Amy Doherty: I think the most immediate action I needed to take was to settle the staff. They have a great affection for Terry [Bradwell], and a lot of loyalty. He is an engaging leader, and they needed to see me as personable, approachable, and invigorating in the way that he is. They were big shoes to fill. I needed to take some action immediately, so I amped up my personal engagement with the staff, and then I went on a tour with our business leaders talking about what my focus would be. Which was to be not the external AARP market and constituency, as Terry was taking that one, but I wanted to focus my effort on how I could make an AARP employee as effective as they could be, by providing the right technology, frameworks, etc. That was warmly welcomed.
I listened a lot, and I learned a lot about what expectations were of the role, and where they wanted the focus for now. I believe that served me well. I was able to make a few tweaks in the overall execution strategy to focus on the fundamentals and get things like workforce productivity on track. There was a focused and concerted effort to make sure that it stayed on track.

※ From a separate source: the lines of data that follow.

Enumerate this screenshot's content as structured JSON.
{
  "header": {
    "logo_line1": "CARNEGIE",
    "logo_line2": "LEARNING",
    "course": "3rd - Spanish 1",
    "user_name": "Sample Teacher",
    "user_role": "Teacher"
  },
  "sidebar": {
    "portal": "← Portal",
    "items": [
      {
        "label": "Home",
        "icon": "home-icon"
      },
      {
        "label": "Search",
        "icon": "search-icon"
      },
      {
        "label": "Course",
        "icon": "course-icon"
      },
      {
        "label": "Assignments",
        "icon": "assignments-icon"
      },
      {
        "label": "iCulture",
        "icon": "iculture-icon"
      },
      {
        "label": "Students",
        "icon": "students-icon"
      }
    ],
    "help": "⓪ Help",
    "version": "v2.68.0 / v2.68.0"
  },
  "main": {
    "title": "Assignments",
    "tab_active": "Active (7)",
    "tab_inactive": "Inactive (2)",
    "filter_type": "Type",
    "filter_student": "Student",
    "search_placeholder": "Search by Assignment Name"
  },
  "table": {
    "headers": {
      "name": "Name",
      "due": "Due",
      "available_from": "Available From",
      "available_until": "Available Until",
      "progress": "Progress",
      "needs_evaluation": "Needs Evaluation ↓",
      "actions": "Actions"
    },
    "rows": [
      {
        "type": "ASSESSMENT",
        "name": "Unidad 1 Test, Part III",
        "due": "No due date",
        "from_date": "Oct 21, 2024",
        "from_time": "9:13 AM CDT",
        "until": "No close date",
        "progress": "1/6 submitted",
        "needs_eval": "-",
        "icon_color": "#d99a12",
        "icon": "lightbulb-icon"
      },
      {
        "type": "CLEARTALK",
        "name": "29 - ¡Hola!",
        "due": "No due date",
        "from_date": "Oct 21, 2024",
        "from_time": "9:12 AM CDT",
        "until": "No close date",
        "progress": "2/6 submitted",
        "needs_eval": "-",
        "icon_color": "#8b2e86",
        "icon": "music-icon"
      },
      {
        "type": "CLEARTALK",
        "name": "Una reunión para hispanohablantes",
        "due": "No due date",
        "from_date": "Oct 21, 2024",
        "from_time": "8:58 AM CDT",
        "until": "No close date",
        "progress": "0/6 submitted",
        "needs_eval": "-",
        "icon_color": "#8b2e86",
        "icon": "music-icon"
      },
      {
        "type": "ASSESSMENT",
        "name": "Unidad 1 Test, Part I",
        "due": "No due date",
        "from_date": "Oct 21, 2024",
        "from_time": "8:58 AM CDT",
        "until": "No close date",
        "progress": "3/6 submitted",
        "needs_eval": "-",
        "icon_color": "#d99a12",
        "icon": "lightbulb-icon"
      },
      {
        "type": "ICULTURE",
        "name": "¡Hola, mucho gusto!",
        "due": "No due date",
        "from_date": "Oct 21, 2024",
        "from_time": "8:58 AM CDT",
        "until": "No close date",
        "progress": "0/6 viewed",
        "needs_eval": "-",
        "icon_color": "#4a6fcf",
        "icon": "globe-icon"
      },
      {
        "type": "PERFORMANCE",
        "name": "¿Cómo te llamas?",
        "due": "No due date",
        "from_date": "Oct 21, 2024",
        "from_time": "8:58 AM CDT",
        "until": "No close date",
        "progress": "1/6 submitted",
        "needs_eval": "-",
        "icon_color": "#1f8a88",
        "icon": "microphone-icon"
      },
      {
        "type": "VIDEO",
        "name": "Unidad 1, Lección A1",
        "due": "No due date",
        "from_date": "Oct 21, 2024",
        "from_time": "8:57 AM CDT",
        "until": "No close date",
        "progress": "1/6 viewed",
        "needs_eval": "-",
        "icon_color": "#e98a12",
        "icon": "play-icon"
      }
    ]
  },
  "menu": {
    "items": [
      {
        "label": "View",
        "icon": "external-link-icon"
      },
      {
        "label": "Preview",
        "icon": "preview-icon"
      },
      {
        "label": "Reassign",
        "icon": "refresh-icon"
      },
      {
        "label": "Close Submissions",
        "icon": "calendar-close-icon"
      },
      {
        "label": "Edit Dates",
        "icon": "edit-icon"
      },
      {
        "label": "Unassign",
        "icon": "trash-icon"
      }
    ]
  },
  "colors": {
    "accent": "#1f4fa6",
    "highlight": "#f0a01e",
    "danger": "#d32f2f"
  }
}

High: You were in an unusual situation. Many Chief Information Officers come in to replace somebody – even somebody who was asked to leave – and there is a mandate for change as a result of that. You not only followed somebody who was loved, but also followed somebody who moved onto a different role within the organization. As you were putting your fingerprints on a new IT plan, how much of it was continuity of what was already going on versus some new things?